ALBANY — Stephane Wrembel has spent a lifetime playing the guitar in the style of a ghost he first pursued as a young teenager.
Reinhardt’s legacy is celebrated in Wrembel’s hometown of Fontainebleau from where the Festival Django Reinhardt is hosted each summer. His styling is defined by a few names — French swing, jazz manouche or hot club-style jazz — characterized by an acoustic guitar, a swing violin and a bass player. For a burgeoning musician, Reinhardt was ever-present.
The long answer, the one that best explains Wrembel’s love for Django’s music, involves a search for what he calls the singularity. The 47-year-old speaks of the metaphysical as he explains music. As the world attempts to classify music with finite, universal labels, he said it strips away the individual behind it.
“When I listen to [John] Coltrane, I don’t hear jazz,” he said. “I can hear that the guy knew jazz, but I hear a lot of John Coltrane. When I listen to Miles Davis, I hear a lot of Miles Davis.” He explained that music goes beyond notes. “I know that it comes from jazz, but it’s not jazz. I think jazz is really the thing in New Orleans; and after, it’s personality that brings it.”

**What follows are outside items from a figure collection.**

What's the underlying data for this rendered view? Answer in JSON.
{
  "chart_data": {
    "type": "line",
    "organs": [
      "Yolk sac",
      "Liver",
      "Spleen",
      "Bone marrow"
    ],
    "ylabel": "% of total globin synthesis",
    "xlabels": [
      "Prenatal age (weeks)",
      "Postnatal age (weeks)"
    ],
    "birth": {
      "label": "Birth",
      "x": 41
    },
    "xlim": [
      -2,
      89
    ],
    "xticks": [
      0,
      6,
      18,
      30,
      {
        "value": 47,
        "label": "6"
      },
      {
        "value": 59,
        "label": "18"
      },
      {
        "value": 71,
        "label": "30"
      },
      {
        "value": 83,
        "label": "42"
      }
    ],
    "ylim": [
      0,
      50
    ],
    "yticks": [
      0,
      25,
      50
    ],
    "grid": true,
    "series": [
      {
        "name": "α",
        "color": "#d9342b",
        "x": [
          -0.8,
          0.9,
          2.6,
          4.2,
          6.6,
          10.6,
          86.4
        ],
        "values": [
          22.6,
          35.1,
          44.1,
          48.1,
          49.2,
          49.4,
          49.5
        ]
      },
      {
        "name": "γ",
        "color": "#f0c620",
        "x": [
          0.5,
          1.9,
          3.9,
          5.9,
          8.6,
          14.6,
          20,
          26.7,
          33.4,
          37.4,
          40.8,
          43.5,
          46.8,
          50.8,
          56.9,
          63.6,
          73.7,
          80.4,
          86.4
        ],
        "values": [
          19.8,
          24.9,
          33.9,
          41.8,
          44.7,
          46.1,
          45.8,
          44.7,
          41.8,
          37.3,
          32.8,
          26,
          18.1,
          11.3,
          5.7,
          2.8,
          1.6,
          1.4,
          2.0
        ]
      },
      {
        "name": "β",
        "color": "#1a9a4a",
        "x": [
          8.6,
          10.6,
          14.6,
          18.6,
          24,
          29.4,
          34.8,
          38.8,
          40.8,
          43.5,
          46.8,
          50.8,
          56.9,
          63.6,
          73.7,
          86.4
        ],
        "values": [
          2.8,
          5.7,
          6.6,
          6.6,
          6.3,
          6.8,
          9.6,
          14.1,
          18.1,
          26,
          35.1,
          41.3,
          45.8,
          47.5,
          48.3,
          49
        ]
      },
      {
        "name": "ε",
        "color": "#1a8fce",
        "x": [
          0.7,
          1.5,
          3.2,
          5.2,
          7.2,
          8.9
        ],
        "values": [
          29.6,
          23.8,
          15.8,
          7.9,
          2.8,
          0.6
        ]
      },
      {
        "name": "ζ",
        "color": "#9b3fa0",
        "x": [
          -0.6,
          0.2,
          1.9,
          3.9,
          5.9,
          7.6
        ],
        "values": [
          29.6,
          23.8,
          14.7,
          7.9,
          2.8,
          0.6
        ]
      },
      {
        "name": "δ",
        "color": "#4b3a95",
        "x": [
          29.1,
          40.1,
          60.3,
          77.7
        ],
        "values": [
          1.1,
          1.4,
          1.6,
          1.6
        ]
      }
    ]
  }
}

Wrembel first studied classical piano when he was 4, and like any other teenager, he discovered rock and roll. He picked up the guitar and spent hours trying to learn David Gilmour’s playing style off of Pink Floyd records. But then he jumped to jazz and grew fascinated with Reinhardt. And, like any other teenager, he wanted to learn more.
“When I started playing [guitar] in the early 90s, there was no YouTube,” he said. “There were no records, barely any records. They were impossible to find. There was no distribution. It was very difficult to have access to this music.”

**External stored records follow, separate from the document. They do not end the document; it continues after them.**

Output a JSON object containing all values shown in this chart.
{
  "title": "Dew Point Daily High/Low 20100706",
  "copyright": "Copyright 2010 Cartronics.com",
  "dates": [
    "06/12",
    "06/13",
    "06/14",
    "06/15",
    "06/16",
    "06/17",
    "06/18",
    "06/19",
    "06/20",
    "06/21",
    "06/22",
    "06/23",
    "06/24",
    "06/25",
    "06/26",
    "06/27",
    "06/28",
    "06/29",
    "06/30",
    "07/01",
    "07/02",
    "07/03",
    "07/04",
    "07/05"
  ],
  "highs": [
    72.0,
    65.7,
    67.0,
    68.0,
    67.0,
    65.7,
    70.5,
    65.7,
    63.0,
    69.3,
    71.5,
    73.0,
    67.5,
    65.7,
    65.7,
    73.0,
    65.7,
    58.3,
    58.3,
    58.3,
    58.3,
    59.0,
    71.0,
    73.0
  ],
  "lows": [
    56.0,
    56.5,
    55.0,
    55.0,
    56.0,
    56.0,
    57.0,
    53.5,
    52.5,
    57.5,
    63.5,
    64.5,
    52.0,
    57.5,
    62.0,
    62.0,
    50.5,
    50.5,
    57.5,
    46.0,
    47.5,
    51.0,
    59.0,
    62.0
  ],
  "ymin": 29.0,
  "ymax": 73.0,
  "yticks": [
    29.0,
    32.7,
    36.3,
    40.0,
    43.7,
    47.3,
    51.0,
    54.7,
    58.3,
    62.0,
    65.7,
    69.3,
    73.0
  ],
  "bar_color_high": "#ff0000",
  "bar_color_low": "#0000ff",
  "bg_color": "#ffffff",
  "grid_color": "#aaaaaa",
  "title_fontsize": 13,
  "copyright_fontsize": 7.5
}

So, through friendships and acquaintances, he came into the neighboring Sinti community to which Reinhardt belonged and learned about the culture behind his idol’s music. He did so for seven years, going to camps to perform at parties and weddings. In that time, he said he learned from masters, Angelo Debarre and Serge Krief.
“Jazz was born out of the brass — brass and the percussion and the piano,” Wrembel said. “That’s what manifested first, and Django manifested it on guitar.” Once Reinhardt adapted the guitar to jazz, his music revealed more of the man. “It starts very jazz and the more it goes, the more it’s Django.”

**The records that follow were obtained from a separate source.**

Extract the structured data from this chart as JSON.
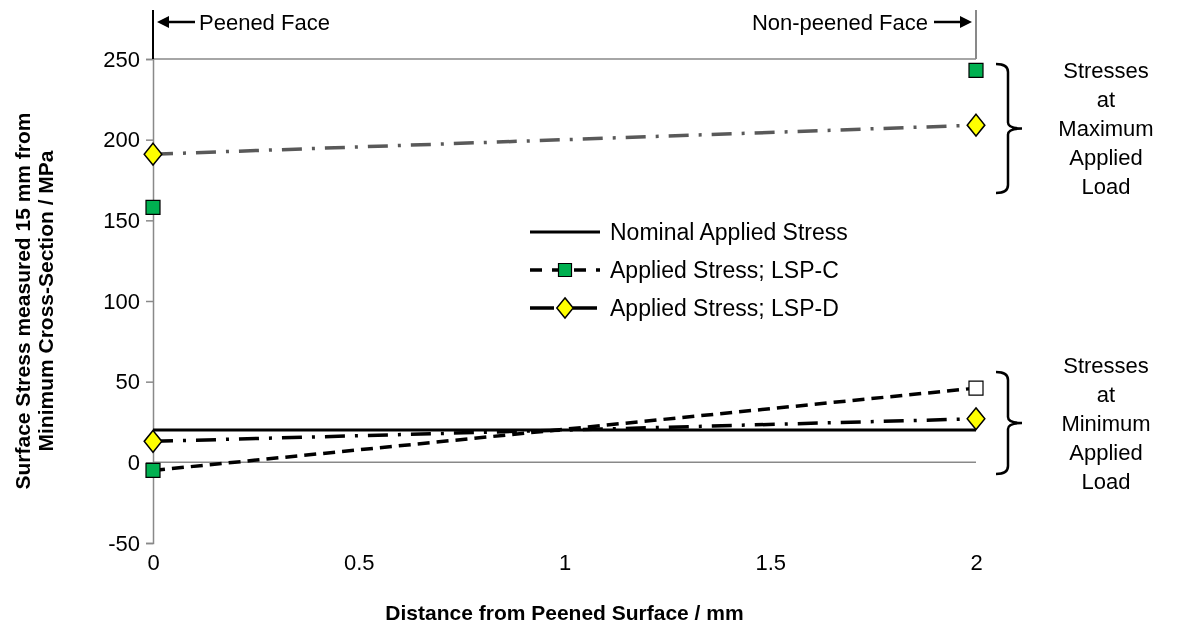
{
  "chart_data": {
    "type": "line",
    "xlabel": "Distance from Peened Surface / mm",
    "ylabel": "Surface Stress measured 15 mm from Minimum Cross-Section / MPa",
    "x": [
      0,
      2
    ],
    "xlim": [
      0,
      2
    ],
    "xticks": [
      0,
      0.5,
      1,
      1.5,
      2
    ],
    "ylim": [
      -50,
      250
    ],
    "yticks": [
      -50,
      0,
      50,
      100,
      150,
      200,
      250
    ],
    "grid": false,
    "legend": "right",
    "ref_lines": [
      {
        "axis": "y",
        "value": 0,
        "color": "#898989"
      }
    ],
    "series": [
      {
        "name": "Nominal Applied Stress",
        "color": "#000000",
        "values": [
          20,
          20
        ],
        "marker": "none",
        "line_style": "solid"
      },
      {
        "name": "Applied Stress; LSP-C",
        "color": "#000000",
        "colors": [
          "#00b050",
          "#ffffff"
        ],
        "values": [
          -5,
          46
        ],
        "marker": "square",
        "line_style": "dashed"
      },
      {
        "name": "Applied Stress; LSP-D",
        "color": "#000000",
        "colors": [
          "#ffff00",
          "#ffff00"
        ],
        "values": [
          13,
          27
        ],
        "marker": "diamond",
        "line_style": "dashdot"
      },
      {
        "type": "scatter",
        "color": "#00b050",
        "values": [
          158,
          243
        ],
        "marker": "square"
      },
      {
        "color": "#595959",
        "colors": [
          "#ffff00",
          "#ffff00"
        ],
        "values": [
          191,
          209
        ],
        "marker": "diamond",
        "line_style": "dashdot"
      }
    ],
    "annotations": [
      "Peened Face",
      "Non-peened Face",
      "Stresses at Maximum Applied Load",
      "Stresses at Minimum Applied Load"
    ]
  }
}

Today, Wrembel is a critically-acclaimed jazz artist in his own right. He is a composer, teacher, and one of the most heralded guitarists in the world. He has carved out a career specializing in Reinhardt’s style of play, headlining shows worldwide while releasing 16 albums under his name and the nom de plume, “The Django Experiment.”
In addition to “Bistro Fada,” the theme song for “Midnight In Paris,” his original composition “Big Brother” was featured in Vicky Cristina Barcelona. Midnight In Paris won the Grammy Award for Best Soundtrack, and Wrembel was hand-selected by Hans Zimmer to perform in an all-star ensemble at the 2012 Academy Awards. Most recently, Wrembel recorded the entire score for Woody Allen’s film, “Rifkin’s Festival.”
Most known for his original composition “Bistro Fada” from the Academy Award-winning film, “Midnight in Paris,” Wrembel has brought together some of the finest musicians in the world to celebrate the Sinti guitar style at prestigious venues such as Carnegie Hall and The Town Hall.
Wrembel will make a stop at The Linda on Friday, Feb. 4 as he gears up for his annual Django a Gogo Music Festival and Guitar Camp scheduled for March 2 to 6, in Maplewood, N.J., and New York City. It will be his return to the Capital District since playing before a virtual audience from the Caffé Lena stage last January to launch his most recent album, “The Django Experiment VI.”
The second to last track from that album is Cole Porter’s “What Is This Thing Called Love?” The answer to that question is another trip down the metaphysical that can be answered in two ways. The short answer is, he said, “I don’t know.”
Wrembel turns back to the singular experience: that love is the result of a chemical reaction in our bodies. And as we attempt to define that experience, we use a shared language to apply a universal description, we never truly know if we all feel the same way.
“It was said at the Temple of Apollo at Delphi, ‘Know yourself and you will know the Cosmos and the Gods’,” he said. For him, his love of music is not defined solely by Django. When he composes, he said it comes from The Beatles and Pink Floyd, from classical and the blues.
“It comes from myself,” he said. “Django helps me achieve a reasonable, technical level and an understanding of the instrument. But in the end, I’m not Django Reinhardt. I’m Stephane Wrembel.”